Dissident Russian artist Pyotr Pavlensky, 35, is back in international headlines—and back in trouble with the law. He is facing charges of invasion of privacy for leaking a sex tape of Parisian mayoral candidate Benjamin Griveaux. The politician, a member of French President Emmanuel Macron’s centrist party La République En Marche, has since dropped out of the race.

“[Griveaux] is someone who constantly brings up family values, who says he wants to be the mayor of families and always cites his wife and children as an example. But he is doing the opposite,” Pavlensky told French paper Libération.

Pavlensky and his girlfriend, Alexandra de Taddeo, have been released by French authorities after being charged with invasion of privacy and publishing images of a sexual nature without consent, according to Radio Free Europe. Pavlensky, who is also reportedly under investigation in connection with a New Year’s Eve knife fight, is currently under judicial supervision. His lawyer did not immediately respond to a request for comment from Artnet News.

The artist uploaded the incriminating video to a new website he created for “political porn” last week. Griveaux allegedly sent the video to de Taddeo, with whom he had a relationship before she began dating Pavlensky, in May 2018; she denies being involved with disseminating the footage online.

Pyotr Pavlensky in front of the headquarters of the FSB security service in Moscow, shortly after setting it on fire. Photo courtesy NIGINA BEROEVA/AFP/Getty Images.

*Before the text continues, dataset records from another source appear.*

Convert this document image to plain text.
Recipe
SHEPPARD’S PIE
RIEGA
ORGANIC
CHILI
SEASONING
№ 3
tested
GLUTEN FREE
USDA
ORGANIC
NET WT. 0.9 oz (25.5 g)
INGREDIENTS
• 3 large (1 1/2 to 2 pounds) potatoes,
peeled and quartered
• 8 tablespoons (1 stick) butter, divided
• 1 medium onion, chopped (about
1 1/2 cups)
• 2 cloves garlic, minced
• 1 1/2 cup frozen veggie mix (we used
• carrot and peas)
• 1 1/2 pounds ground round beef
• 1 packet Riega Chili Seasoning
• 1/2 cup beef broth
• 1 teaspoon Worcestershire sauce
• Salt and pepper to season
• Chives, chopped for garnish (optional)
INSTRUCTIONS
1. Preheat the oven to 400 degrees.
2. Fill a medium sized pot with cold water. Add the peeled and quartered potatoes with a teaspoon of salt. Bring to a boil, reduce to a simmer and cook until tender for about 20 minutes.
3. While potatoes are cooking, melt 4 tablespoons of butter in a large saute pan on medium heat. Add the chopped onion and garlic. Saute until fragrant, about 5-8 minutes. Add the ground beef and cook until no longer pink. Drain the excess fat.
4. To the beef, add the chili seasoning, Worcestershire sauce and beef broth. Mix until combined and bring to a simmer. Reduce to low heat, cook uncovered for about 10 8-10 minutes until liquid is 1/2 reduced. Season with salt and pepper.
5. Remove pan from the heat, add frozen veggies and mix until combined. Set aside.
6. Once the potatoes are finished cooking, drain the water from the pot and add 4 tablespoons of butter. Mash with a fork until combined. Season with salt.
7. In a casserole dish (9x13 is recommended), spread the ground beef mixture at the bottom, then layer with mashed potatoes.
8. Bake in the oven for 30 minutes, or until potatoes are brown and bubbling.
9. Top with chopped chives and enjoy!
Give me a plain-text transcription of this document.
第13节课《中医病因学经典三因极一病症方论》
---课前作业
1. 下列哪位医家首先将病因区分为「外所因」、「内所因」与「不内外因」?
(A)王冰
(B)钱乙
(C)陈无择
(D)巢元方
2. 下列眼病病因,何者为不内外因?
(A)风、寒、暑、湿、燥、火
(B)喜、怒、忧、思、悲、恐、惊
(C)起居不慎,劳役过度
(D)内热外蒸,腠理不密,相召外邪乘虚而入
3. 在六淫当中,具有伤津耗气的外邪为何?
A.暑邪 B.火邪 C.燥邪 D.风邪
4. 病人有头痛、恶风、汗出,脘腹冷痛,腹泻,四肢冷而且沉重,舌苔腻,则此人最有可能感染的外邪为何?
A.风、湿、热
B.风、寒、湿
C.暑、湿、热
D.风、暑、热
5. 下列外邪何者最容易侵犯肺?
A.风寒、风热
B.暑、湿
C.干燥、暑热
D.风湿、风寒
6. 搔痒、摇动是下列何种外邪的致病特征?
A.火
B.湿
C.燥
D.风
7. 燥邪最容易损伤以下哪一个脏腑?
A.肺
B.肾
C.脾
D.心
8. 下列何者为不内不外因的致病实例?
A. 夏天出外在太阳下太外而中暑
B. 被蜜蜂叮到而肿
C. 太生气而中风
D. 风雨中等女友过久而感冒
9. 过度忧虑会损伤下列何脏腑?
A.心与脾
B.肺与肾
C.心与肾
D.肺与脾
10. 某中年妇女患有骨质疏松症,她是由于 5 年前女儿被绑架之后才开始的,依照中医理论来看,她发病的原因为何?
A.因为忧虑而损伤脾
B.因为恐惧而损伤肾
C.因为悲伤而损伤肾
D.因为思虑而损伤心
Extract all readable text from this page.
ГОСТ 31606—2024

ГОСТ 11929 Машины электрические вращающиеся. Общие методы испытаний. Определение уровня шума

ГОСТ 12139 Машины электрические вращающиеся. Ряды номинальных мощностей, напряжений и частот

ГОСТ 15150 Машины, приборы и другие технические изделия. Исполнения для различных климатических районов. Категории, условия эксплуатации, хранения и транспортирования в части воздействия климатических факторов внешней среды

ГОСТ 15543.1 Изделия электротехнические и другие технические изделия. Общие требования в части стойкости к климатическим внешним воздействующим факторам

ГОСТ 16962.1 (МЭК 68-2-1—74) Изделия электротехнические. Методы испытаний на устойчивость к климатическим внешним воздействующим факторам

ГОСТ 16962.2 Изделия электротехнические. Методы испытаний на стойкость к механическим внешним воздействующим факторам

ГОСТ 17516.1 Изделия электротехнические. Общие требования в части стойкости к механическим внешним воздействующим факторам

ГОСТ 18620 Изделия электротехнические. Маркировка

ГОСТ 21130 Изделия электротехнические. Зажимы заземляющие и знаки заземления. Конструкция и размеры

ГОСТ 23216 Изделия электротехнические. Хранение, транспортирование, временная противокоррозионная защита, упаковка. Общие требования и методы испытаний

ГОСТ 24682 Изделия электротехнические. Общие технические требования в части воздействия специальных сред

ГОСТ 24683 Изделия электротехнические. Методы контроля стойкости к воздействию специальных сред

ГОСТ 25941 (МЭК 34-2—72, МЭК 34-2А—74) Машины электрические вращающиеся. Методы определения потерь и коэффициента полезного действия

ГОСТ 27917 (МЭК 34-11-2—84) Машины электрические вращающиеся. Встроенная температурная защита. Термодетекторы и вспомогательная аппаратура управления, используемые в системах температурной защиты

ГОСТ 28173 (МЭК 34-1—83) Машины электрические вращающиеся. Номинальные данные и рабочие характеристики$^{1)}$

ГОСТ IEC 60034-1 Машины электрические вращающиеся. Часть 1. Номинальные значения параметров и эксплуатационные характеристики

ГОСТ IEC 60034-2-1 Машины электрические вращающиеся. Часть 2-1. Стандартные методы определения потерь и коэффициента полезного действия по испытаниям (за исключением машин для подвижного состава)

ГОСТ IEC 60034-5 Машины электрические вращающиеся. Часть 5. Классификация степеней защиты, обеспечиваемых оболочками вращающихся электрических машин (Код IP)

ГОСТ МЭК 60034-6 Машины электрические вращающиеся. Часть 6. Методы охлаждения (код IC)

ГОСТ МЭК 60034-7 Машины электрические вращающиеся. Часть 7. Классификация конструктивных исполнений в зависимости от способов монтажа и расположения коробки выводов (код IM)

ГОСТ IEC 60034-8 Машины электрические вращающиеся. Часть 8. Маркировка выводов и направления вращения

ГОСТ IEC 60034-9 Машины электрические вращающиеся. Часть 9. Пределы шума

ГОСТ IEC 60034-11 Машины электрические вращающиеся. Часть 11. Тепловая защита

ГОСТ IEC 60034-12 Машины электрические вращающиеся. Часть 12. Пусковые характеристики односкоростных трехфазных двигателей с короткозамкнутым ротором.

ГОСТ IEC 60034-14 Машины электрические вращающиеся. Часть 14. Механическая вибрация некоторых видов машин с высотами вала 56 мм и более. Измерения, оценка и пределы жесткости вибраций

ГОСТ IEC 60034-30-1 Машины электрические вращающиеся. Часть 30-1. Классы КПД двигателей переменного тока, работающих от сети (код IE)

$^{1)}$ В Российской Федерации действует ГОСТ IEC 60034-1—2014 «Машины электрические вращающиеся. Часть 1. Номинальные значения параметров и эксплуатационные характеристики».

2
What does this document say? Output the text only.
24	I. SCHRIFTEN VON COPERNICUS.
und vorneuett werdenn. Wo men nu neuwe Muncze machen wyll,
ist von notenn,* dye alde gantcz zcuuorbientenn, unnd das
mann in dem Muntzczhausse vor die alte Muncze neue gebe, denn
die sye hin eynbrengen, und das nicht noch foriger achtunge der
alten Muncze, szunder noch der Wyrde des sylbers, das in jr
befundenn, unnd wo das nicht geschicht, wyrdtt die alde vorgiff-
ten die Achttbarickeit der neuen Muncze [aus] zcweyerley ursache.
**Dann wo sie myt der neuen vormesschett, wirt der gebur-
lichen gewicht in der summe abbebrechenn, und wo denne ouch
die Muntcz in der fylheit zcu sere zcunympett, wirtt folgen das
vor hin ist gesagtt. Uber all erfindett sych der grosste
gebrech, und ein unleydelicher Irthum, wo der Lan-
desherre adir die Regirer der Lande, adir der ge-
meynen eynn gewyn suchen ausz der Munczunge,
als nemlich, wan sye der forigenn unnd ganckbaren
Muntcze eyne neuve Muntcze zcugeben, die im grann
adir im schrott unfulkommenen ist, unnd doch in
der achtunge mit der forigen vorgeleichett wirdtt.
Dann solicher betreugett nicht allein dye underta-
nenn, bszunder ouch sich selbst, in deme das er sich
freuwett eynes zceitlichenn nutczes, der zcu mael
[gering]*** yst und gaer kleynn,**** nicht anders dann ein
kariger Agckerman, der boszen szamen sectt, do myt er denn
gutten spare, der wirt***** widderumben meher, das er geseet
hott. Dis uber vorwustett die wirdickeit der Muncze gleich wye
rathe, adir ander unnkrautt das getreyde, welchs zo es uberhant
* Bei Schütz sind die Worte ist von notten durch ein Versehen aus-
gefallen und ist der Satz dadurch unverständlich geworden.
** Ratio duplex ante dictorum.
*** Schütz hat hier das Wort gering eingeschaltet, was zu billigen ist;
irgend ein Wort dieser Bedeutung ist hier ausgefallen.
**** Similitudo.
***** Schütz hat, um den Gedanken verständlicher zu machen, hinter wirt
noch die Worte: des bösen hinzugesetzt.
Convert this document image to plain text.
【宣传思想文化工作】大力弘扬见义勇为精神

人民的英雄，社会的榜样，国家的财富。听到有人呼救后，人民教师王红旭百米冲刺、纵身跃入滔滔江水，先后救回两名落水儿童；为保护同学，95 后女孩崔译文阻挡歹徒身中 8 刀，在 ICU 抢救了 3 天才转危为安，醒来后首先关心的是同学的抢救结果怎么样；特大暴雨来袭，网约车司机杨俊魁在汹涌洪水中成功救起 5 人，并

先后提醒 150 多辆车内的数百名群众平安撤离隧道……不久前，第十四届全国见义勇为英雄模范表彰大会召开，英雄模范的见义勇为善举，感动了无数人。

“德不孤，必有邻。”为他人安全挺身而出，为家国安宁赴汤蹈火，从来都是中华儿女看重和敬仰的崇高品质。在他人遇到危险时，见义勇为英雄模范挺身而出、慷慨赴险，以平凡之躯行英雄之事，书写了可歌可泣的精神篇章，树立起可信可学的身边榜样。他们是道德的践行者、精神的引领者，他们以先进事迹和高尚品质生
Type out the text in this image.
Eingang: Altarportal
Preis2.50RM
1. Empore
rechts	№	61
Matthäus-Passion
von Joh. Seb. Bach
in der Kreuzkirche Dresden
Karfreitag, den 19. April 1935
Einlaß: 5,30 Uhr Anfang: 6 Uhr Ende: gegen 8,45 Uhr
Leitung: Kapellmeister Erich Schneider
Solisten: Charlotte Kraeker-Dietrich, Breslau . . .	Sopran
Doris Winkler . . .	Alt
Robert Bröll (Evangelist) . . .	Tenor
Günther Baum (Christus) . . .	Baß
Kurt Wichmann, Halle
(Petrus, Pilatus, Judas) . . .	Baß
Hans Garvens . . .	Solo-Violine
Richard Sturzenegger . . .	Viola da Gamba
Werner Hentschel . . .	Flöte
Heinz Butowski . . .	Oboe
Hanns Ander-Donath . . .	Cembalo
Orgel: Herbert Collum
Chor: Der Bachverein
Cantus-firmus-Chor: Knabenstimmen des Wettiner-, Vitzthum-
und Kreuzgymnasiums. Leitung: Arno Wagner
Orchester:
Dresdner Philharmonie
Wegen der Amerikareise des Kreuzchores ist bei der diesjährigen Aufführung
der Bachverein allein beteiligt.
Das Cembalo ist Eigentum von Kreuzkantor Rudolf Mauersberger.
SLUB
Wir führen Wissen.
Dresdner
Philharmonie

“My family does not deserve this. No one should ever be subjected to such abuse,” Griveaux told AFP. Agnes Buzyn, the country’s former health minister, is now taking his place on the ballot.

Pavlensky first rose to prominence in 2012, when he protested the incarceration of Pussy Riot by sewing his lips shut outside St. Petersburg’s Kazan Cathedral. Other acts of self-mutilation include famously nailing his scrotum to the cobblestones of Red Square in Moscow in 2013, and cutting off his own earlobe in 2014.

The artist sought political asylum in France in 2017, after a Russian actress accused him of sexual assault. Pavlensky claimed that the complaint against him was politically motivated. France granted asylum to the artist and his then-partner, Oksana Shalygina, and their two children in May 2017. That October, the couple was arrested for setting fire to the Banque de France building in Paris as a performance art piece.

Pyotr Pavlensky and Oksana Shalygina in 2017 in Paris. Photo by Martin Bureau/AFP/Getty Images.

Pyotr Pavlensky and Oksana Shalygina in 2017 in Paris. Photo by Martin Bureau/AFP/Getty Images.

This wasn’t the first time Pavlensky got into trouble for setting a building aflame. He previously ignited the door of Russia’s Federal Security Service in Moscow in a controversial piece that got him arrestedbeaten by prison guards, placed in a mental health facility, and convicted of vandalism. In France, Pavlensky received a two-year suspended sentence and one year’s jail sentence, as well as an approximately $25,000 fine, but was released for time served. 

Some French lawmakers are now calling for the country to revoke his asylum, reports Artforum. If that were to happen, Pavlensky has said he plans to move to another country in Europe.